Explorer le subconscient.
Astucieusement, les deux musiciens entament leur album avec le bien nommé « The Descent« . Commencé dans la quiétude sourde d’infrabasses synthétiques, le morceau se termine dans un déluge de bruit blanc évoquant les parasites saturant les talkie-walkies de voyageurs imprudemment descendus trop bas. Impossible de ne pas penser au film du même nom. Tout lien avec la surface étant désormais coupé, l’exploration peut commencer. Et à travers celle des différentes galeries, c’est le subconscient de l’être humain que Swinton et Ash s’apprêtent à sonder.

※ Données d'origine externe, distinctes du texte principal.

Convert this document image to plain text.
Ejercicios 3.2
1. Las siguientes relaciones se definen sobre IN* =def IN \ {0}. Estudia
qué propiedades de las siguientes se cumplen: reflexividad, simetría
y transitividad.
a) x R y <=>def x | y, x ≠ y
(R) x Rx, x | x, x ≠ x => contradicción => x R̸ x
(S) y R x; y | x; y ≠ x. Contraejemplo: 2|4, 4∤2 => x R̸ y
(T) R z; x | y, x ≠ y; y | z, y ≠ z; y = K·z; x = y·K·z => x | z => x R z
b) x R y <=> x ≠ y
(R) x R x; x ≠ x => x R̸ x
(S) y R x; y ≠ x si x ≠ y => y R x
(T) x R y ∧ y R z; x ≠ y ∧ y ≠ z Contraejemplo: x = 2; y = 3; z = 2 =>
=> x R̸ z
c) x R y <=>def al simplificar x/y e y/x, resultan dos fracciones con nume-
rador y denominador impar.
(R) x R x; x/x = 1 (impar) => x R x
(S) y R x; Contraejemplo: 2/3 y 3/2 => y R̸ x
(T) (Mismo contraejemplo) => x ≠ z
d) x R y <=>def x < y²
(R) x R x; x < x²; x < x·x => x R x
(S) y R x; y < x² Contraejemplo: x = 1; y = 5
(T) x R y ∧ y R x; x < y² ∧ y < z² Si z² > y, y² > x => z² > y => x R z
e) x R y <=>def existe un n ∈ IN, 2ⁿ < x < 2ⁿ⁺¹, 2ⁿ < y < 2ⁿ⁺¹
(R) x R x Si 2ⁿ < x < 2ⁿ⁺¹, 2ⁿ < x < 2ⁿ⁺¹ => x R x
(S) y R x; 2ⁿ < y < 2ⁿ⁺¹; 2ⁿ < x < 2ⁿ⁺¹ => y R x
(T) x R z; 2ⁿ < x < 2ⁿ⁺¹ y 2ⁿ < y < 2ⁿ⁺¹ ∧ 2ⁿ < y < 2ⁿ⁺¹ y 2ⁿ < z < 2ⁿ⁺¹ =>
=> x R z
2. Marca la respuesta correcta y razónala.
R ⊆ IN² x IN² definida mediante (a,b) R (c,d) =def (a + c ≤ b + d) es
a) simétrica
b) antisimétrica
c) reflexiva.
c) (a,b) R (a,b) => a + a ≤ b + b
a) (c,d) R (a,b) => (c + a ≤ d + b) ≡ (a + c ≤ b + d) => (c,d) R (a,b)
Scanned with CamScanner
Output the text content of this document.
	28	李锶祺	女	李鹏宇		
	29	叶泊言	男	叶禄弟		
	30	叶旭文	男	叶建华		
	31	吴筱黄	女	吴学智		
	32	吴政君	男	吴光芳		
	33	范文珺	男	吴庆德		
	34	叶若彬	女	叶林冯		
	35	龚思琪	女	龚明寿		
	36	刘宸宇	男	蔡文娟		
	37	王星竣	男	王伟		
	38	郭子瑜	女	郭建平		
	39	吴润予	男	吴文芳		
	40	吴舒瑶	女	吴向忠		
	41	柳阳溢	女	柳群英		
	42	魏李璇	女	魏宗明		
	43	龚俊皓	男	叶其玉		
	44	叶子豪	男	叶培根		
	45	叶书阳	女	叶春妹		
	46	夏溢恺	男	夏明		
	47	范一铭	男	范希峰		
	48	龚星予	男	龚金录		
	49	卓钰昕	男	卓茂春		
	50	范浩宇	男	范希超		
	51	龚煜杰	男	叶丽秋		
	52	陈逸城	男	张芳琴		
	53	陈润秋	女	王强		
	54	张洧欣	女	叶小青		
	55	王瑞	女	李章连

L’inquiétude et la peur du noir suintent, par exemple, tout au long des treize minutes de l’anxiogène « Swarm of Bats« . Ouvert par les stridences sinusoïdales des synthétiseurs du duo franco-anglais, le titre progresse vers des basses caverneuses, métaphores d’une descente qui se fait toujours plus profonde. Ce morceau, c’est un trou béant et obscur, réceptacle des peurs primitives de l’Humanité (quiconque à vu le dernier épisode de la fantastique série « Les Revenants » sait de quoi il retourne).

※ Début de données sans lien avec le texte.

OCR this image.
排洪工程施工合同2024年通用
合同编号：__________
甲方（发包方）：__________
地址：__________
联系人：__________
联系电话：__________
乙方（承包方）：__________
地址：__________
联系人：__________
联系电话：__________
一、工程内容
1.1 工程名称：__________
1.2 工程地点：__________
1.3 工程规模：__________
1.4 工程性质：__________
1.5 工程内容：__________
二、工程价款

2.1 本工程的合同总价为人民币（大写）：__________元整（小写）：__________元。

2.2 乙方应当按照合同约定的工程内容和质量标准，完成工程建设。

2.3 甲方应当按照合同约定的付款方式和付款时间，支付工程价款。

« Main Gallery » explore le sentiment confus d’insignifiance et d’émerveillement devant la puissance minérale des profondeurs à travers les nappes grandioses qui sous-tendent les presque sept minutes de ce morceau. Perdu dans le dédale naturel de la Création, l’Homme est une bien petite chose, prise en étau, écrasée par l’immensité qui s’étend à la fois sous ses pieds et au-dessus de sa tête.
Minéral liquide.
L’évidence ne s’impose pas d’elle-même, mais l’élément aqueux tient une place d’importance dans l’univers souterrain. Ainsi, « The Underground Lake » répond à « Unquiet Water« , la quiétude du second servant de contrepoint au tumulte du premier. Ces eaux primitives, matrices de toute chose, calmes ou déchaînées, apaisantes ou inquiétantes, Swinton et Ash en rendent toute la diversité. Trilles synthétiques et sinusoïdales angoissantes pour le second, nappes tranquilles à la douceur mélodique pour le premier, le duo parvient, avec beaucoup de subtilité, à évoquer la complexité de sentiments souvent paradoxaux qui naissent de cette exploration souterraine. On pense aux images du lac fantastique du chef d’œuvre de Jules Verne précédemment évoqué ou refuge lacustre de Louis II de Bavière.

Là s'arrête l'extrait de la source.